Civic Center officials allowed ticket holders to enter the building's north entrance about 7 p.m. Thursday. Police kept anyone without a ticket to the event on the east side of the building.
A heavy-metal band performed for about 45 minutes in the Civic Center's CitySpace area where the event was held. When the band finished, Hale and a handful of other people went to the center of the stage area and surrounded a large table. Hale told the audience that they would witness a ritual "blasphemy" taken from the Roman Catholic rite of exorcism.
He told the crowd that their parents probably gave them information about religion when they were younger, "but it's good to get rid of that old garbage that they pumped into you."
Hale told the audience that they were about to be part of a participatory ritual and warned Christians who may have been attending for educational purposes that they would need to be careful during a certain segment invoking Satan because it was unforgivable to do so according to Christian beliefs.
The lights were lowered, and a spotlight shone on the table.
The scent of incense filled the room and a soundtrack featuring cymbals and heavy-metal music played softly as people in the audience looked on intently.
A woman laid on the table, and Hale and six other Church of the IV Crown Princes members, some garbed in black robes, gathered around her and invoked the name of Satan and demons to exorcise Christianity and religion out of her.
"Depart forth in fear from this soul who seeks enlightenment from Hell's power," Hale said.
As one member of the group chanted "Come out Yahweh! Come out Jesus Christ! ... Come out, oh foul holy spook!," other members said "Satan compels you!"
At the end of the ritual, a gong on the table was sounded, and the woman lying on the table sat up, smiled and shouted "Hail Satan!"
An audience member asked during a brief question-and-answer session if the woman was a convert to Satanism.

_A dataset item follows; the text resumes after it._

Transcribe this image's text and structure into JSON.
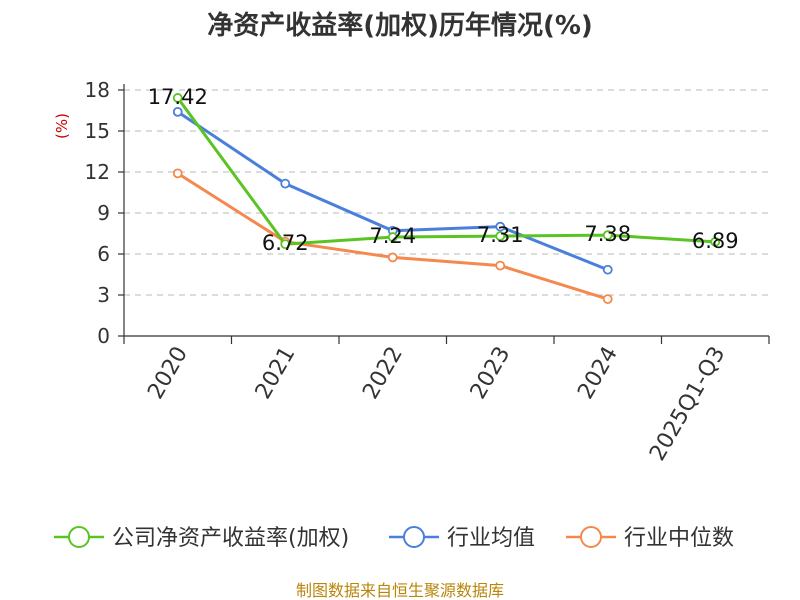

Hale said that she was not and that the ritual was simply blasphemy.
Richard Ford, 26, of Oklahoma City, described himself as a Satanist. He said he came to the Church of the IV Crown Princes' event to show support for the group.
"I wanted to see what was going on because there's so much cliche here," Ford said. "In Oklahoma, there's a church and a liquor store on every corner. You don't ever hear about other religions."
Another audience member who wouldn't give his full name said he is an atheist. He said he came to the event out of curiosity.
"I find this interesting," he said. "It's a lark."
Controversy arose in September when the public learned that the Satanist group had leased the Civic Center for the event.
At least two church groups obtained permits to hold prayer activities outside the building as the Satanist group gathered.
Velma Brandt, 58, of Edmond, said she was a local member of the national laypeople's group America Needs Fatima. She and other members of the group, from places like Topeka, Kan., and Fort Worth, Texas, prayed the rosary at the time of the Satanists' presentation.
"This is a Christian nation founded on Christian principles," Brandt said.
"I think this (Satanist gathering) is sad."
The Rev. Steve Kern, senior pastor of Olivet Baptist Church, said he was happy with the number of people who came out to pray during the Satanists' gathering. He said about 20 people were part of his group.
Francis Slobodnik, a member of America Needs Fatima from Topeka, Kan., said he traveled to Oklahoma City to lift the city up in prayer.
"I'm a Roman Catholic, and my religious faith is most important to me. Lucifer is the exact opposite of God. God is good. Lucifer is evil," Slobodnik said. "We were horrified about this, and we thought we needed to do something, to take a stand for God and for His right."